George Pascoe-Watson: Communication is key to making a success of Brexit

Written by George Pascoe-Watson on 30 March 2017 in Opinion
Opinion

The government needs a clear message, but David Davis' white paper on the Great Repeal Bill failed at the first hurdle

-- THE INSIDER --

Prime Ministers must be crystal clear if they are to land their punch with voters.

Margaret Thatcher’s “no, no, no”; John Major’s “bastards”; Tony Blair’s “many not the few”; Gordon Brown’s “prudence”. They are all remembered.

Mrs May has pronounced: “Brexit means Brexit”. But here lies a problem that her team have been wrestling with in recent days. There is a conflict between the end and the means by which the Prime Minister will get us there. Especially when it comes to communication.

Taking back control means translating thousands upon thousands of laws back into UK hands, then deciding which ones to scrap, keep or improve. The process is not only time-consuming – some have said it could take 10 years. The problem is that the process is complex, and the language impenetrable to all of us without a degree in jurisprudence. And that pretty much means all of us in practice.

Just take this random couple of sentences from the Great Repeal Bill White Paper published at midday by David Davis. “Everyone will have been operating on the basis that the law means what the CJEU has already determined it does, and any other starting point would be to change the law. Insofar as case law concerns an aspect of EU law that is not being converted into UK law, that element of the case law will not need to be applied by the UK courts.”

Well, that’s clear then.

This stuff is legal, it’s complicated, it’s not language most of us ever use. And it’s confusing. So how on earth does the PM convince voters she’s on track when her moves are shrouded in this gobbledegook?

Communicating complexity to different audiences in a negotiation is one of the biggest challenges Mrs May faces.

There’s the British general public. They don’t have the time to focus on progress. They know we’re leaving and they want the best deal possible. But within this audience there are remainers and leavers. They all sit on the scale, but at different points. Mrs May must reassure the public we are leaving, and that she’s seeking the best possible deal, but everyone’s vision of a “best possible deal” differs. She can’t, of course, be explicit to her home audience about what she’s seeking to achieve. She can’t show her hand here because it will be seen on the other side of the poker table.

The media will rightly be scrutinising every dot and comma, every raised eyebrow of discussion, interview, published document and throwaway remark to divine what’s really happening.

Much of the White Paper is about case law.  Should we accept European Court of Justice case law or not? And where does the Supreme Court fit in?

How are we to translate this stuff as businesses, in communities, socially?

At the same time as the PM wrestles with the home audience she must also communicate successfully with our EU partners.

There are 27 countries plus the Commission to worry about.

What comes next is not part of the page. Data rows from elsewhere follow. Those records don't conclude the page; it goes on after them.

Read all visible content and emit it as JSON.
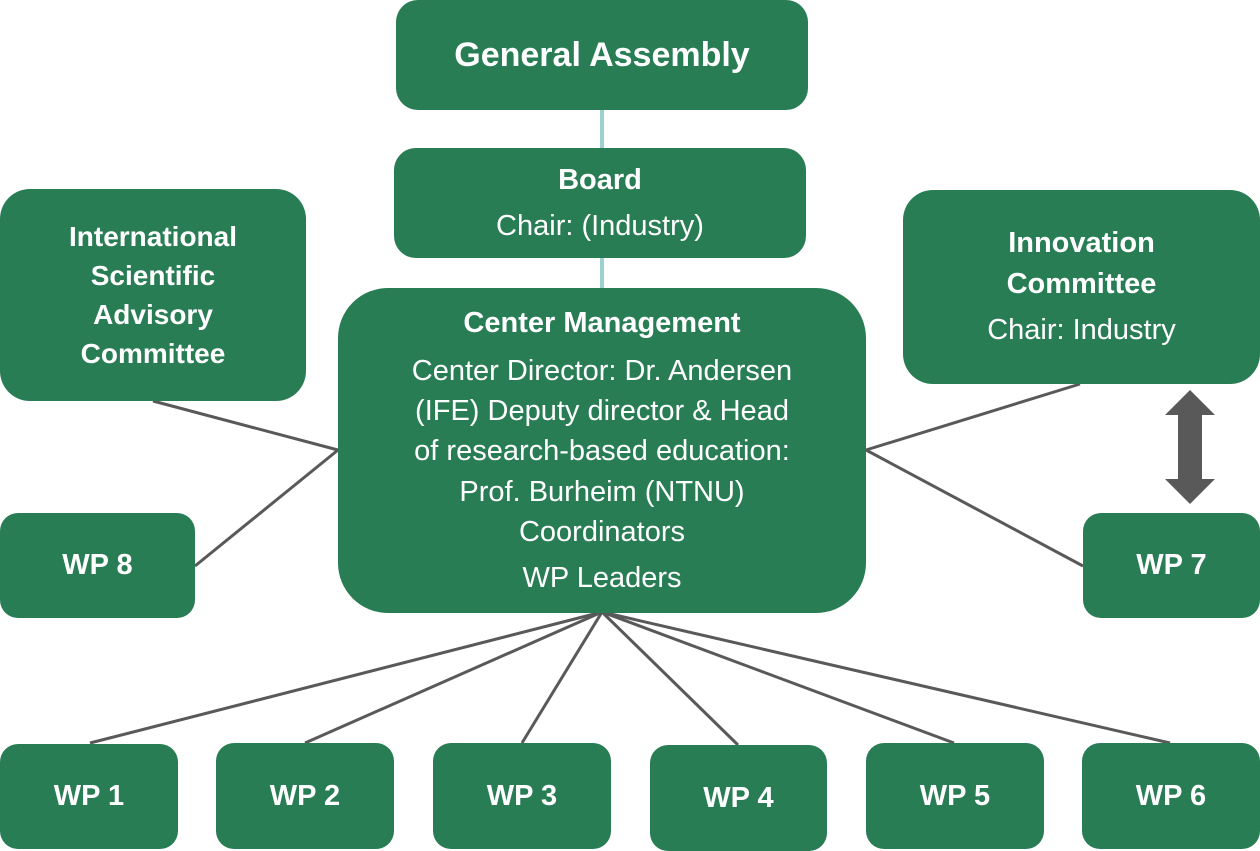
{
  "general_assembly": {
    "title": "General Assembly"
  },
  "board": {
    "title": "Board",
    "chair": "Chair: (Industry)"
  },
  "advisory": {
    "lines": [
      "International",
      "Scientific",
      "Advisory",
      "Committee"
    ]
  },
  "innovation": {
    "lines": [
      "Innovation",
      "Committee"
    ],
    "chair": "Chair: Industry"
  },
  "center": {
    "title": "Center Management",
    "lines": [
      "Center Director: Dr. Andersen",
      "(IFE) Deputy director & Head",
      "of research-based education:",
      "Prof. Burheim (NTNU)",
      "Coordinators"
    ],
    "wp_leaders": "WP Leaders"
  },
  "work_packages": [
    "WP 1",
    "WP 2",
    "WP 3",
    "WP 4",
    "WP 5",
    "WP 6",
    "WP 7",
    "WP 8"
  ],
  "colors": {
    "box": "#297d55",
    "line": "#595959",
    "top_connector": "#9dd0cf",
    "text": "#ffffff"
  }
}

They, too, are all on different parts of the scale when it comes to what a good outcome looks like. France, Germany, the bigger countries are arguably easier to deal with. We have skin in the game with these places. But Slovenia? What have we got to offer there? What leverage do we have?

And they all have an equal vote when it comes to the final package.

To those abroad Mrs May must be seen to be reasonable, negotiating in good faith, respectful and, well, diplomatic. Can she do this and keep the Brexiteers, and especially what some call the “paleo sceptics”, onside? Will they be satisfied she’s channelling her Boudicca on Blighty’s behalf?

There’s similar complexity in the work that’s underway, quietly, in Scotland.

Arranging for Holyrood to have greater powers is one way of quelling a return of nationalism. But in practice this means allowing Scotland to make more decisions and the UK is subject not only to the single European market, it is also subject to the internal single market. Giving the Scots new powers from Westminster isn’t straight forward when we are also members of the wider EU. Is what is envisaged appropriate or allowed under EU law, or even the UK’s single market powers? And how can Mrs May communicate to the mass of Scots that she is on their side if there’s no certainty about what can, and cannot be done in their name?

Mrs May has a communications job on her hands, the like of which may never have been seen before.

Some in government circles were a bit sniffy about the “retro” style of interview Mrs May did on Wednesday with Andrew Neil.

But 30 minutes at 7pm - the slot usually occupied by light entertainment magazine The One Show – worked well. It was seen by a large audience who rarely engage in political moments.

Oh, and it also worked to Mrs May’s advantage say colleagues.

Why?

Because the same audience were exposed to 15 minutes of Jeremy Corbyn.

The Tories could not have been happier.